The invention relates to a method for obtaining an indication of cardiac output, comprising the steps of introducing into the bloodstream a liquid with a temperature lower than the temperature of the blood, measuring downstream the temperature variation of the blood and performing a thermodilution algorithm on the basis of the measured temperature variation of the blood.
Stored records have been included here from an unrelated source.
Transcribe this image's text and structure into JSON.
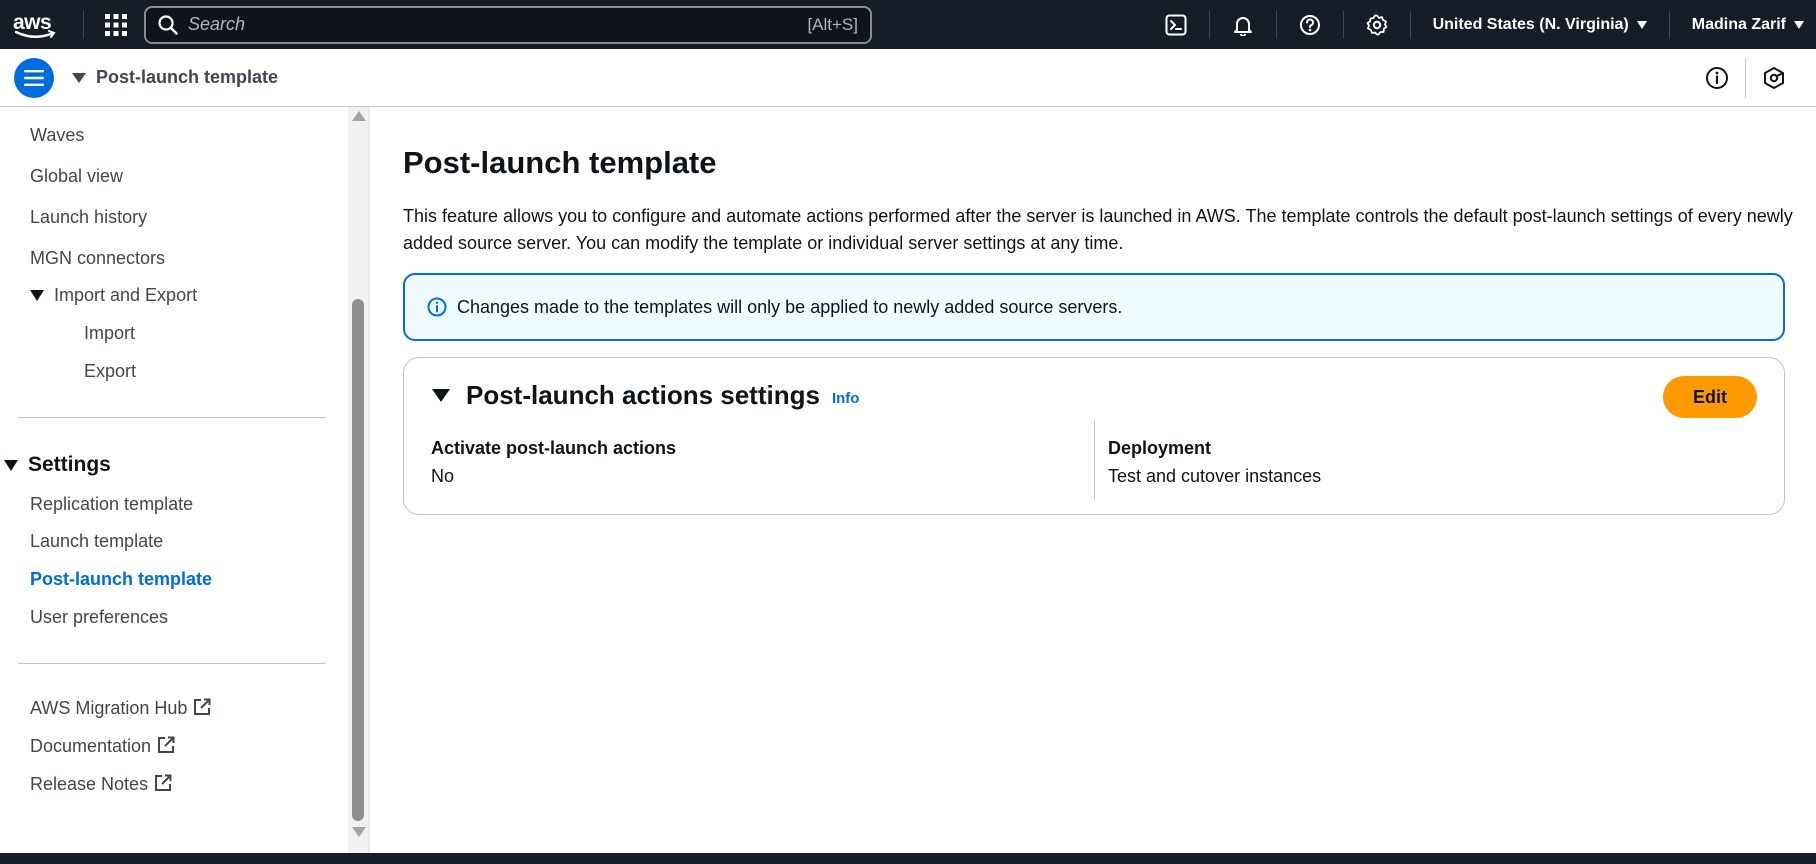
{
  "topnav": {
    "logo_text": "aws",
    "search": {
      "placeholder": "Search",
      "shortcut": "[Alt+S]"
    },
    "icons": [
      "cloudshell-icon",
      "bell-icon",
      "help-icon",
      "gear-icon"
    ],
    "region": "United States (N. Virginia)",
    "user": "Madina Zarif"
  },
  "breadcrumb": {
    "label": "Post-launch template"
  },
  "sidenav": {
    "items_top": [
      {
        "label": "Waves"
      },
      {
        "label": "Global view"
      },
      {
        "label": "Launch history"
      },
      {
        "label": "MGN connectors"
      }
    ],
    "import_export": {
      "label": "Import and Export",
      "children": [
        {
          "label": "Import"
        },
        {
          "label": "Export"
        }
      ]
    },
    "settings": {
      "label": "Settings",
      "items": [
        {
          "label": "Replication template"
        },
        {
          "label": "Launch template"
        },
        {
          "label": "Post-launch template",
          "active": true
        },
        {
          "label": "User preferences"
        }
      ]
    },
    "external_links": [
      {
        "label": "AWS Migration Hub"
      },
      {
        "label": "Documentation"
      },
      {
        "label": "Release Notes"
      }
    ]
  },
  "main": {
    "title": "Post-launch template",
    "description": "This feature allows you to configure and automate actions performed after the server is launched in AWS. The template controls the default post-launch settings of every newly added source server. You can modify the template or individual server settings at any time.",
    "alert": "Changes made to the templates will only be applied to newly added source servers.",
    "card": {
      "title": "Post-launch actions settings",
      "info": "Info",
      "edit_label": "Edit",
      "fields": [
        {
          "label": "Activate post-launch actions",
          "value": "No"
        },
        {
          "label": "Deployment",
          "value": "Test and cutover instances"
        }
      ]
    }
  },
  "colors": {
    "nav_bg": "#161d26",
    "accent_blue": "#006ce0",
    "primary_button": "#ff9900",
    "alert_bg": "#f0fbff"
  }
}
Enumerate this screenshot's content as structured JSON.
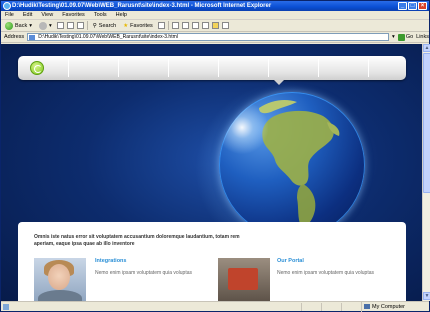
{
  "window": {
    "title": "D:\\Hudik\\Testing\\01.09.07\\Web\\WEB_Rarusnt\\site\\index-3.html - Microsoft Internet Explorer",
    "minimize": "_",
    "maximize": "□",
    "close": "×"
  },
  "menu": [
    "File",
    "Edit",
    "View",
    "Favorites",
    "Tools",
    "Help"
  ],
  "toolbar": {
    "back": "Back",
    "search": "Search",
    "favorites": "Favorites"
  },
  "address": {
    "label": "Address",
    "value": "D:\\Hudik\\Testing\\01.09.07\\Web\\WEB_Rarusnt\\site\\index-3.html",
    "go": "Go",
    "links": "Links"
  },
  "page": {
    "intro": "Omnis iste natus error sit voluptatem accusantium doloremque laudantium, totam rem aperiam, eaque ipsa quae ab illo inventore",
    "items": [
      {
        "title": "Integrations",
        "text": "Nemo enim ipsam voluptatem quia voluptas"
      },
      {
        "title": "Our Portal",
        "text": "Nemo enim ipsam voluptatem quia voluptas"
      }
    ]
  },
  "status": {
    "zone": "My Computer"
  }
}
Such a method for obtaining an indication of cardiac output is known as Swan-Ganz catheterization. In this known method the distal end of a so-called Swan-Ganz catheter is introduced successively via the superior vena cava, the right atrium and the right ventricle into the pulmonary artery (arteria pulmonalis). In this position a liquid is introduced into the bloodstream in the right atrium via a lumen of the Swan-Ganz catheter. This liquid has a temperature which is lower than the temperature of the blood, so that the temperature of the blood undergoes a change due to the addition of the liquid. The blood with the liquid therein then flows out of the right atrium via the right ventricle into the pulmonary artery. The temperature variation of the blood is here measured by means of a thermistor arranged close to the distal end of the Swan-Ganz catheter on the wall thereof. On the basis of this measured temperature variation the cardiac output is then determined by performing a so-called thermodilution algorithm.
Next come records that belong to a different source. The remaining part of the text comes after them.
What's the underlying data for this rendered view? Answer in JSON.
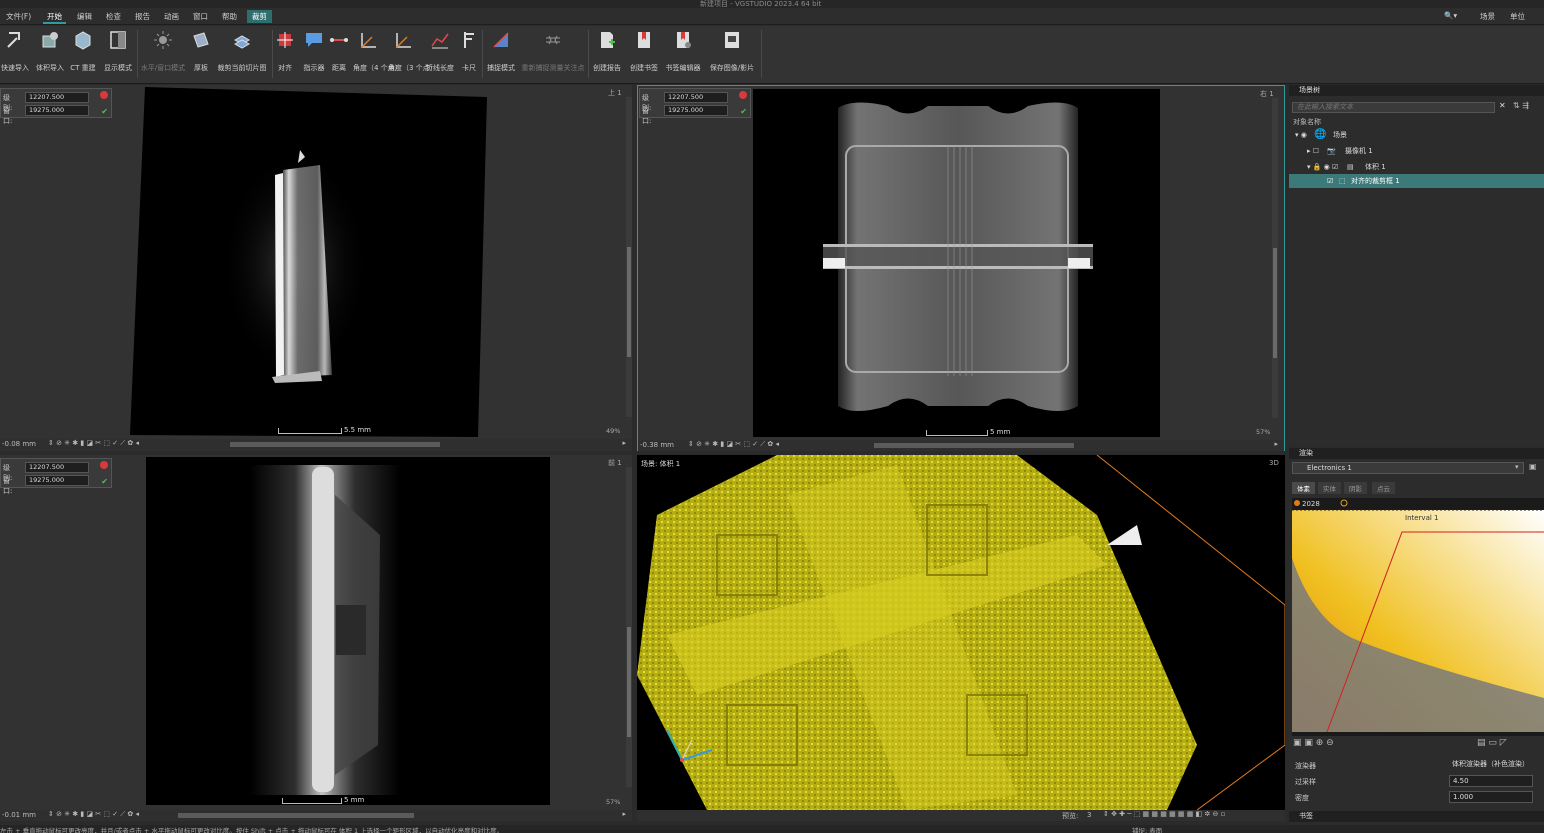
{
  "titlebar": {
    "title": "新建项目 - VGSTUDIO 2023.4 64 bit"
  },
  "menu": {
    "items": [
      "文件(F)",
      "开始",
      "编辑",
      "检查",
      "报告",
      "动画",
      "窗口",
      "帮助",
      "裁剪"
    ],
    "right_scene": "场景",
    "right_units": "单位"
  },
  "ribbon": {
    "buttons": [
      {
        "label": "快速导入"
      },
      {
        "label": "体积导入"
      },
      {
        "label": "CT 重建"
      },
      {
        "label": "显示模式"
      },
      {
        "label": "水平/窗口模式"
      },
      {
        "label": "厚板"
      },
      {
        "label": "裁剪当前切片图"
      },
      {
        "label": "对齐"
      },
      {
        "label": "指示器"
      },
      {
        "label": "距离"
      },
      {
        "label": "角度（4 个点）"
      },
      {
        "label": "角度（3 个点）"
      },
      {
        "label": "折线长度"
      },
      {
        "label": "卡尺"
      },
      {
        "label": "捕捉模式"
      },
      {
        "label": "重新捕捉测量关注点"
      },
      {
        "label": "创建报告"
      },
      {
        "label": "创建书签"
      },
      {
        "label": "书签编辑器"
      },
      {
        "label": "保存图像/影片"
      }
    ]
  },
  "viewports": {
    "level_label": "级别:",
    "window_label": "窗口:",
    "level_value": "12207.500",
    "window_value": "19275.000",
    "top_left": {
      "corner": "上 1",
      "scale": "5.5 mm",
      "zoom": "49%",
      "offset": "-0.08 mm"
    },
    "top_right": {
      "corner": "右 1",
      "scale": "5 mm",
      "zoom": "57%",
      "offset": "-0.38 mm"
    },
    "bottom_left": {
      "corner": "前 1",
      "scale": "5 mm",
      "zoom": "57%",
      "offset": "-0.01 mm"
    },
    "bottom_right": {
      "corner": "3D",
      "label": "场景: 体积 1",
      "preview_label": "预览:",
      "preview_value": "3"
    }
  },
  "scene_tree": {
    "header": "场景树",
    "search_placeholder": "在此输入搜索文本",
    "column": "对象名称",
    "rows": [
      {
        "label": "场景"
      },
      {
        "label": "摄像机 1"
      },
      {
        "label": "体积 1"
      },
      {
        "label": "对齐的裁剪框 1"
      }
    ]
  },
  "render_panel": {
    "header": "渲染",
    "preset": "Electronics 1",
    "tabs": [
      "体素",
      "实体",
      "阴影",
      "点云"
    ],
    "histogram_min": "2028",
    "interval": "Interval 1",
    "props": [
      {
        "key": "渲染器",
        "value": "体积渲染器（补色渲染）"
      },
      {
        "key": "过采样",
        "value": "4.50"
      },
      {
        "key": "密度",
        "value": "1.000"
      }
    ],
    "bookmarks": "书签",
    "colors": {
      "accent": "#2f9b9b",
      "selection": "#3c7a7a",
      "volume": "#d4cc1a",
      "clip_box": "#e07a20"
    }
  },
  "statusbar": {
    "hint": "左击 + 垂直拖动鼠标可更改亮度，并且/或者点击 + 水平拖动鼠标可更改对比度。按住 Shift + 点击 + 拖动鼠标可在 体积 1 上选择一个矩形区域，以自动优化亮度和对比度。",
    "mode": "捕捉: 表面"
  }
}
When inserted, the Swan-Ganz catheter covers a path through the heart wherein it passes through, among others, the tricuspid valve (valvula tricuspidalis) and the pulmonary valve (valva trunci pulmonalis) and also takes a sharp bend in the right ventricle. The drawback of Swan-Ganz catheterization is that the tip of the catheter can herein cause damage to the heart. When taking the bend in the right ventricle, the tip of the catheter can for instance touch a wall of the heart, whereby serious ventricular arrhythmia can occur.

The invention has for its object to obviate or at least alleviate this.

The invention is distinguished for this purpose in that the temperature variation is measured upstream of the heart in the blood flow of a vein in which the flow rate is substantially proportional to the cardiac output, and the flow rate in the vein is determined using the thermodilution algorithm.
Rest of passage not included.